Medea, presented by the Oklahoma City Theatre Company at CitySpace, is a perfect demonstration that no matter how much things change, they stay the same.

The play is a box-office smash from 431 B.C. and one of the most famous Greek myths, written by Euripides. Medea’s plight could be ripped, as they say, from today’s headlines.

Medea betrays her family and leaves her hometown of Colchis, where she was daughter of the king, for Corinth, where she is espoused to Jason (of Argo fame, seeker of the Golden Fleece).

She bears Jason two sons, but he jilts her for the daughter of King Kreon of Corinth. Jason observes that Medea becomes “raw with jealousy,” but this isn’t the common jealousy where one fantasizes about one’s ex-spouse “accidentally” getting run over by a chariot in a parking lot.

No, this is the festering jealousy that results in extreme despair and eventual destruction. Early in the play, we hear Medea wailing offstage. Before long, she enters and seeks seething revenge against Jason. When she invokes Hecate — the Greek goddess of the underworld and witchcraft, whose name appears frequently in Shakespeare — to help carry out her revenge, you know she means business of the most dire sort.

But first, she must charm Jason one more time to dupe him into her scheme of retribution.

When she does, he says matter-of-factly, “It’s natural for a woman to be upset.” A lot of the dialog has to do with how hard a woman must work to get and keep a man and how women aren’t much better off than slaves, which they weren’t in ancient Greek society.

Fabrice Conte directs the play, and he has staged a thoughtful, if humorless, production.
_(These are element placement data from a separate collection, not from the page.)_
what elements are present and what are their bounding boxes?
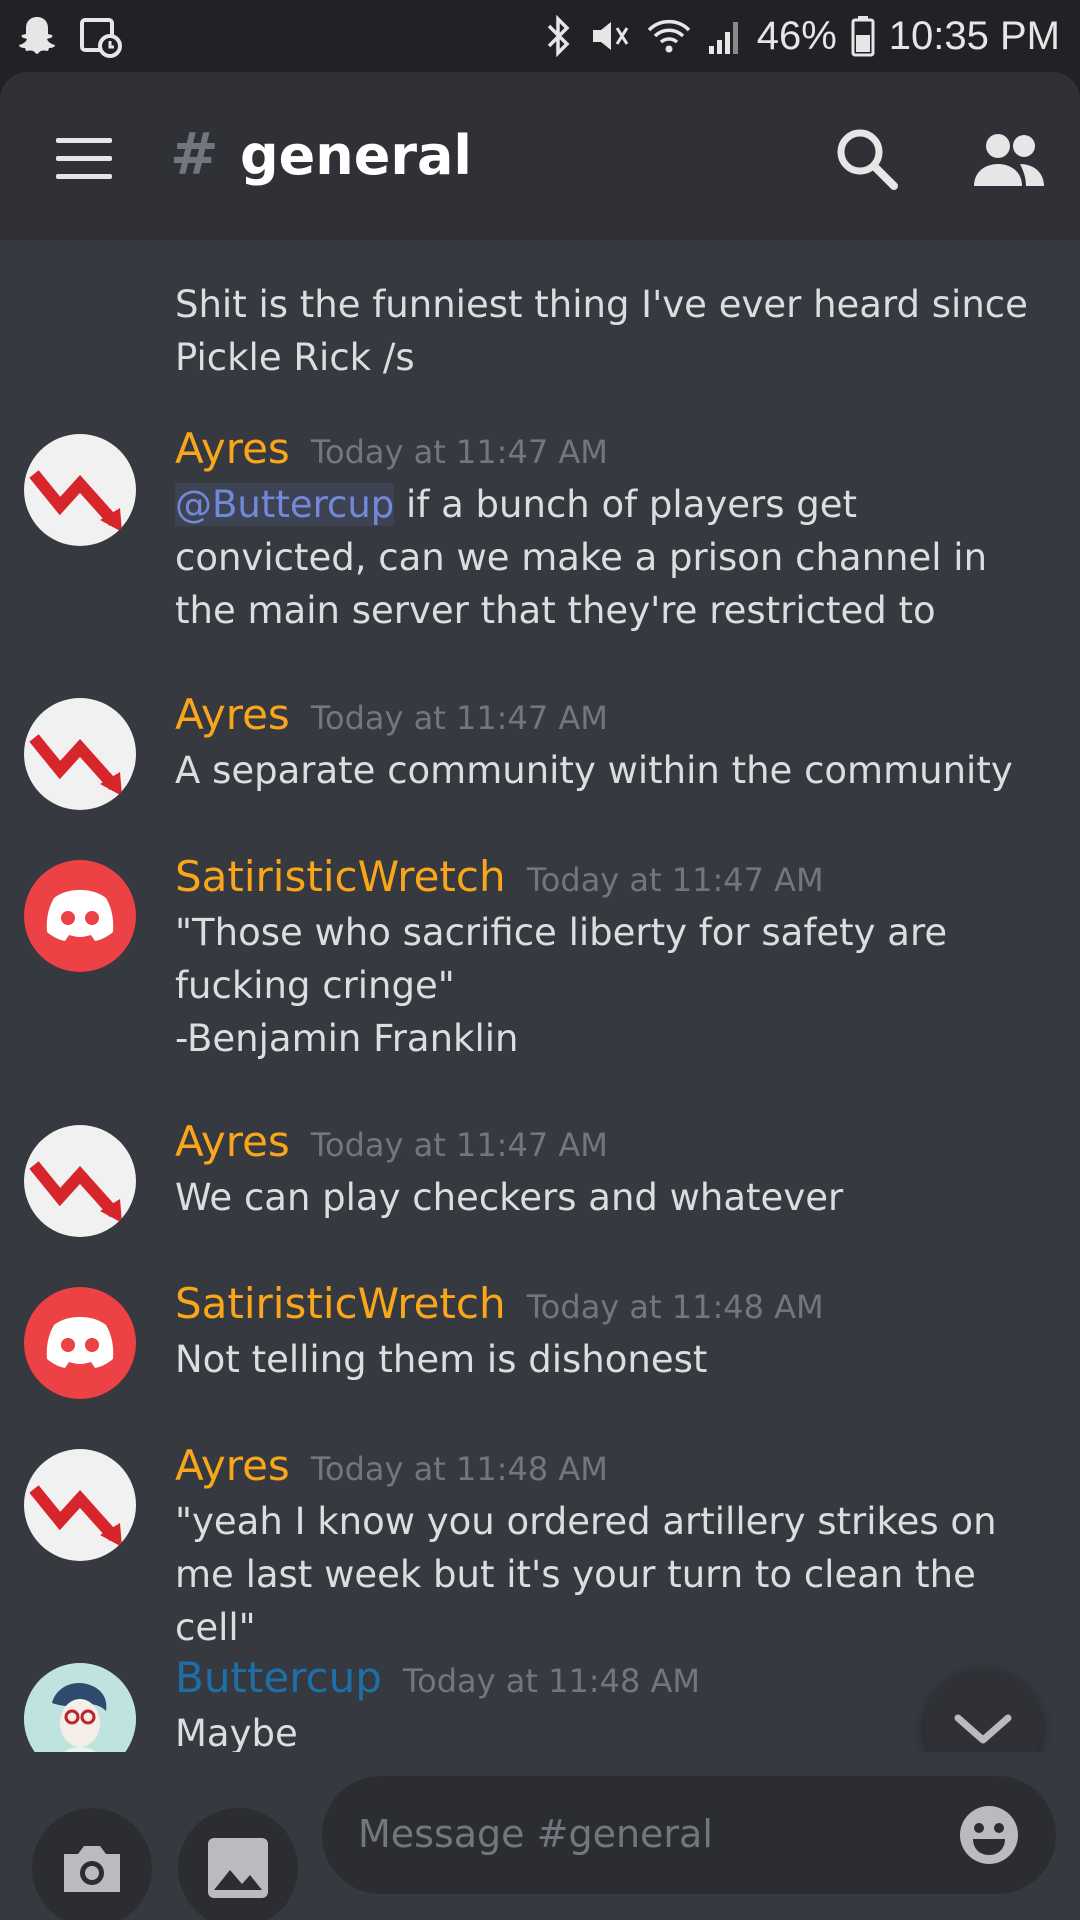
message-text: Maybe xyxy=(175,1712,298,1752)
message-text: Not telling them is dishonest xyxy=(175,1338,708,1381)
author-name[interactable]: Ayres xyxy=(175,1117,290,1166)
message-text: We can play checkers and whatever xyxy=(175,1176,844,1219)
message-header: SatiristicWretch Today at 11:47 AM xyxy=(175,852,824,901)
timestamp: Today at 11:48 AM xyxy=(310,1450,608,1488)
clock: 10:35 PM xyxy=(888,13,1060,58)
timestamp: Today at 11:47 AM xyxy=(310,1126,608,1164)
discord-logo-icon xyxy=(46,890,114,941)
camera-button[interactable] xyxy=(32,1808,152,1920)
author-name[interactable]: Ayres xyxy=(175,690,290,739)
snapchat-icon xyxy=(19,17,55,54)
stock-chart-down-icon xyxy=(29,470,122,532)
author-name[interactable]: Buttercup xyxy=(175,1653,382,1702)
avatar[interactable] xyxy=(24,1287,136,1399)
message-text: Shit is the funniest thing I've ever hea… xyxy=(175,283,1028,379)
timestamp: Today at 11:47 AM xyxy=(310,699,608,737)
message-text: @Buttercup if a bunch of players get con… xyxy=(175,478,1045,637)
emoji-icon[interactable] xyxy=(958,1804,1020,1866)
signal-icon xyxy=(708,22,738,54)
avatar[interactable] xyxy=(24,1449,136,1561)
stock-chart-down-icon xyxy=(29,1485,122,1547)
timestamp: Today at 11:48 AM xyxy=(526,1288,824,1326)
author-name[interactable]: Ayres xyxy=(175,424,290,473)
mention[interactable]: @Buttercup xyxy=(175,483,395,526)
message-header: Buttercup Today at 11:48 AM xyxy=(175,1653,700,1702)
timestamp: Today at 11:47 AM xyxy=(526,861,824,899)
message-text: "yeah I know you ordered artillery strik… xyxy=(175,1500,997,1649)
mute-icon xyxy=(592,22,628,50)
message-text: A separate community within the communit… xyxy=(175,749,1013,792)
discord-app: # general Shit is the funniest thing I'v… xyxy=(0,72,1080,1920)
channel-name: general xyxy=(240,124,472,187)
message-list[interactable]: Shit is the funniest thing I've ever hea… xyxy=(0,240,1080,1752)
screen-timer-icon xyxy=(80,18,122,58)
discord-logo-icon xyxy=(46,1317,114,1368)
message-header: Ayres Today at 11:47 AM xyxy=(175,690,608,739)
message-header: Ayres Today at 11:47 AM xyxy=(175,424,608,473)
message-input-placeholder: Message #general xyxy=(358,1812,713,1856)
gallery-button[interactable] xyxy=(178,1808,298,1920)
timestamp: Today at 11:48 AM xyxy=(403,1662,700,1700)
wifi-icon xyxy=(647,19,690,53)
members-icon[interactable] xyxy=(972,130,1046,190)
bluetooth-icon xyxy=(547,14,570,58)
menu-icon[interactable] xyxy=(56,138,112,179)
avatar[interactable] xyxy=(24,1125,136,1237)
avatar[interactable] xyxy=(24,1663,136,1752)
channel-hash-icon: # xyxy=(170,120,219,188)
message-input[interactable]: Message #general xyxy=(322,1776,1056,1894)
status-bar: 46% 10:35 PM xyxy=(0,0,1080,72)
message-header: Ayres Today at 11:48 AM xyxy=(175,1441,608,1490)
author-name[interactable]: Ayres xyxy=(175,1441,290,1490)
avatar[interactable] xyxy=(24,434,136,546)
stock-chart-down-icon xyxy=(29,734,122,796)
timestamp: Today at 11:47 AM xyxy=(310,433,608,471)
camera-icon xyxy=(64,1846,120,1892)
author-name[interactable]: SatiristicWretch xyxy=(175,1279,506,1328)
avatar[interactable] xyxy=(24,698,136,810)
image-icon xyxy=(208,1838,268,1898)
avatar[interactable] xyxy=(24,860,136,972)
battery-icon xyxy=(851,16,875,57)
battery-percent: 46% xyxy=(756,13,837,58)
anime-character-avatar-icon xyxy=(24,1663,136,1752)
message-header: SatiristicWretch Today at 11:48 AM xyxy=(175,1279,824,1328)
channel-header: # general xyxy=(0,72,1080,240)
stock-chart-down-icon xyxy=(29,1161,122,1223)
message-header: Ayres Today at 11:47 AM xyxy=(175,1117,608,1166)
author-name[interactable]: SatiristicWretch xyxy=(175,852,506,901)
search-icon[interactable] xyxy=(832,124,902,194)
message-text: "Those who sacrifice liberty for safety … xyxy=(175,911,948,1060)
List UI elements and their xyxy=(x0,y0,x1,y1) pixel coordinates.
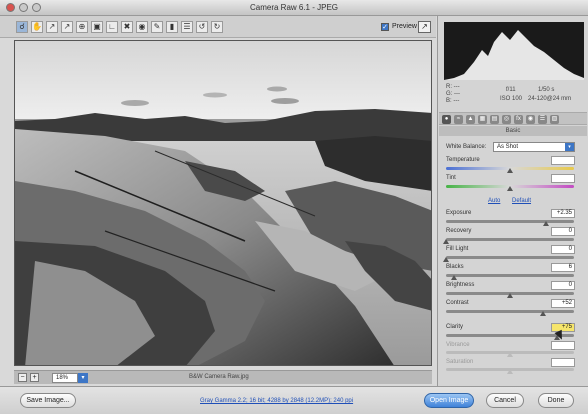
image-preview[interactable] xyxy=(14,40,432,366)
contrast-label: Contrast xyxy=(446,300,469,306)
tint-label: Tint xyxy=(446,175,456,181)
spot-removal-tool-icon[interactable]: ✖ xyxy=(121,21,133,33)
tab-lens-icon[interactable]: ◎ xyxy=(502,115,511,124)
vibrance-value[interactable] xyxy=(551,341,575,350)
hand-tool-icon[interactable]: ✋ xyxy=(31,21,43,33)
blacks-slider-thumb[interactable] xyxy=(450,275,457,280)
contrast-value[interactable]: +52 xyxy=(551,299,575,308)
straighten-tool-icon[interactable]: ∟ xyxy=(106,21,118,33)
preview-checkbox[interactable]: ✓ xyxy=(381,23,389,31)
tab-presets-icon[interactable]: ☰ xyxy=(538,115,547,124)
brightness-label: Brightness xyxy=(446,282,475,288)
red-eye-tool-icon[interactable]: ◉ xyxy=(136,21,148,33)
zoom-tool-icon[interactable]: ☌ xyxy=(16,21,28,33)
clarity-label: Clarity xyxy=(446,324,464,330)
readout-b: B: --- xyxy=(446,98,460,104)
clarity-value[interactable]: +75 xyxy=(551,323,575,332)
image-filename: B&W Camera Raw.jpg xyxy=(189,374,249,380)
tab-basic-icon[interactable]: ● xyxy=(442,115,451,124)
tab-snapshots-icon[interactable]: ▧ xyxy=(550,115,559,124)
zoom-bar: − + 18% ▾ B&W Camera Raw.jpg xyxy=(14,370,432,384)
tint-slider-thumb[interactable] xyxy=(507,186,513,191)
panel-tabs: ● ≈ ▲ ▦ ▤ ◎ fx ◉ ☰ ▧ xyxy=(439,112,587,125)
brightness-slider-thumb[interactable] xyxy=(507,293,513,298)
preferences-tool-icon[interactable]: ☰ xyxy=(181,21,193,33)
white-balance-select[interactable]: As Shot ▾ xyxy=(493,142,575,152)
readout-area: R: --- G: --- B: --- f/11 1/50 s ISO 100… xyxy=(444,84,584,110)
histogram xyxy=(444,22,584,80)
exposure-slider[interactable] xyxy=(446,220,574,223)
workflow-options-link[interactable]: Gray Gamma 2.2; 16 bit; 4288 by 2848 (12… xyxy=(200,398,353,404)
exposure-slider-thumb[interactable] xyxy=(542,221,549,226)
blacks-label: Blacks xyxy=(446,264,464,270)
contrast-slider-thumb[interactable] xyxy=(540,311,547,316)
tab-split-toning-icon[interactable]: ▤ xyxy=(490,115,499,124)
white-balance-tool-icon[interactable]: ↗ xyxy=(46,21,58,33)
cancel-button[interactable]: Cancel xyxy=(486,393,524,408)
fill-light-slider[interactable] xyxy=(446,256,574,259)
done-button[interactable]: Done xyxy=(538,393,574,408)
rotate-left-icon[interactable]: ↺ xyxy=(196,21,208,33)
save-image-button[interactable]: Save Image... xyxy=(20,393,76,408)
vibrance-label: Vibrance xyxy=(446,342,470,348)
exif-lens: 24-120@24 mm xyxy=(528,96,572,102)
auto-link[interactable]: Auto xyxy=(488,198,500,204)
photo xyxy=(15,41,431,365)
tab-detail-icon[interactable]: ▲ xyxy=(466,115,475,124)
tint-value[interactable] xyxy=(551,174,575,183)
saturation-label: Saturation xyxy=(446,359,474,365)
zoom-level-field[interactable]: 18% xyxy=(52,373,78,383)
panel-section-title: Basic xyxy=(439,126,587,136)
exposure-value[interactable]: +2.35 xyxy=(551,209,575,218)
exif-aperture: f/11 xyxy=(506,87,516,93)
readout-r: R: --- xyxy=(446,84,460,90)
open-image-button[interactable]: Open Image xyxy=(424,393,474,408)
exposure-label: Exposure xyxy=(446,210,472,216)
recovery-label: Recovery xyxy=(446,228,472,234)
tab-camera-calibration-icon[interactable]: ◉ xyxy=(526,115,535,124)
zoom-in-icon[interactable]: + xyxy=(30,373,39,382)
recovery-slider-thumb[interactable] xyxy=(443,239,449,244)
fill-light-slider-thumb[interactable] xyxy=(443,257,449,262)
toolbar: ☌ ✋ ↗ ↗ ⊕ ▣ ∟ ✖ ◉ ✎ ▮ ☰ ↺ ↻ ✓ Preview ↗ xyxy=(0,16,436,38)
saturation-value[interactable] xyxy=(551,358,575,367)
temperature-slider-thumb[interactable] xyxy=(507,168,513,173)
saturation-slider-thumb[interactable] xyxy=(507,369,513,374)
graduated-filter-tool-icon[interactable]: ▮ xyxy=(166,21,178,33)
window-title: Camera Raw 6.1 - JPEG xyxy=(249,3,339,12)
tab-effects-icon[interactable]: fx xyxy=(514,115,523,124)
fullscreen-toggle-icon[interactable]: ↗ xyxy=(418,21,431,33)
temperature-label: Temperature xyxy=(446,157,480,163)
fill-light-value[interactable]: 0 xyxy=(551,245,575,254)
preview-label: Preview xyxy=(392,23,417,30)
contrast-slider[interactable] xyxy=(446,310,574,313)
temperature-value[interactable] xyxy=(551,156,575,165)
zoom-out-icon[interactable]: − xyxy=(18,373,27,382)
white-balance-value: As Shot xyxy=(497,144,519,150)
recovery-value[interactable]: 0 xyxy=(551,227,575,236)
brightness-value[interactable]: 0 xyxy=(551,281,575,290)
exif-iso: ISO 100 xyxy=(500,96,523,102)
chevron-down-icon: ▾ xyxy=(565,143,574,151)
rotate-right-icon[interactable]: ↻ xyxy=(211,21,223,33)
recovery-slider[interactable] xyxy=(446,238,574,241)
footer-bar: Save Image... Gray Gamma 2.2; 16 bit; 42… xyxy=(0,386,588,414)
targeted-adjustment-tool-icon[interactable]: ⊕ xyxy=(76,21,88,33)
tab-tone-curve-icon[interactable]: ≈ xyxy=(454,115,463,124)
blacks-slider[interactable] xyxy=(446,274,574,277)
adjustment-brush-tool-icon[interactable]: ✎ xyxy=(151,21,163,33)
tab-hsl-icon[interactable]: ▦ xyxy=(478,115,487,124)
fill-light-label: Fill Light xyxy=(446,246,469,252)
vibrance-slider-thumb[interactable] xyxy=(507,352,513,357)
white-balance-label: White Balance: xyxy=(446,144,487,150)
zoom-dropdown-icon[interactable]: ▾ xyxy=(78,373,88,383)
default-link[interactable]: Default xyxy=(512,198,531,204)
color-sampler-tool-icon[interactable]: ↗ xyxy=(61,21,73,33)
crop-tool-icon[interactable]: ▣ xyxy=(91,21,103,33)
blacks-value[interactable]: 6 xyxy=(551,263,575,272)
title-bar: Camera Raw 6.1 - JPEG xyxy=(0,0,588,16)
readout-g: G: --- xyxy=(446,91,460,97)
exif-shutter: 1/50 s xyxy=(538,87,555,93)
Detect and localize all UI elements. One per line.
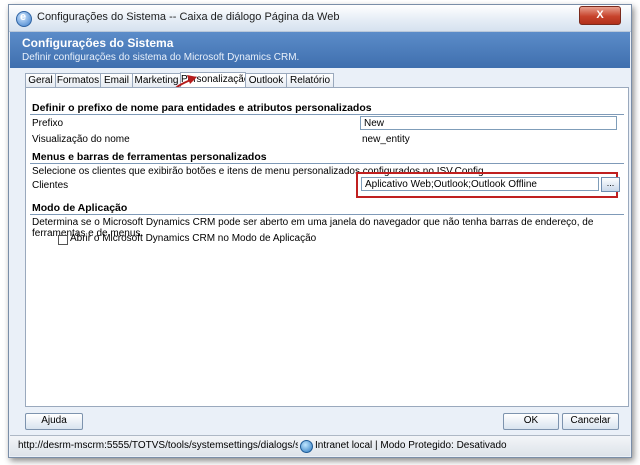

Ancient Greek plays were more religious ceremonies than entertainment, and Conte’s blocking, use of the chorus, costumes and the actors’ painted faces are highly ritualistic.

J. Christine Lanning does fine as Medea. It’s a draining role. Lanning sustains her performance for the play’s intermission-free 95 minutes. Scott Hynes plays Jason as patronizing and devastated, all accurate emotionally. The chorus of Jennifer Casteel-Heideman, Krissy Jones and Rachel Morgan gamely carries much of the load.

Area theatrical artistic directors should take a look at ancient Greek drama as a source for revival and reconsideration (but no more productions of Lysistrata, please).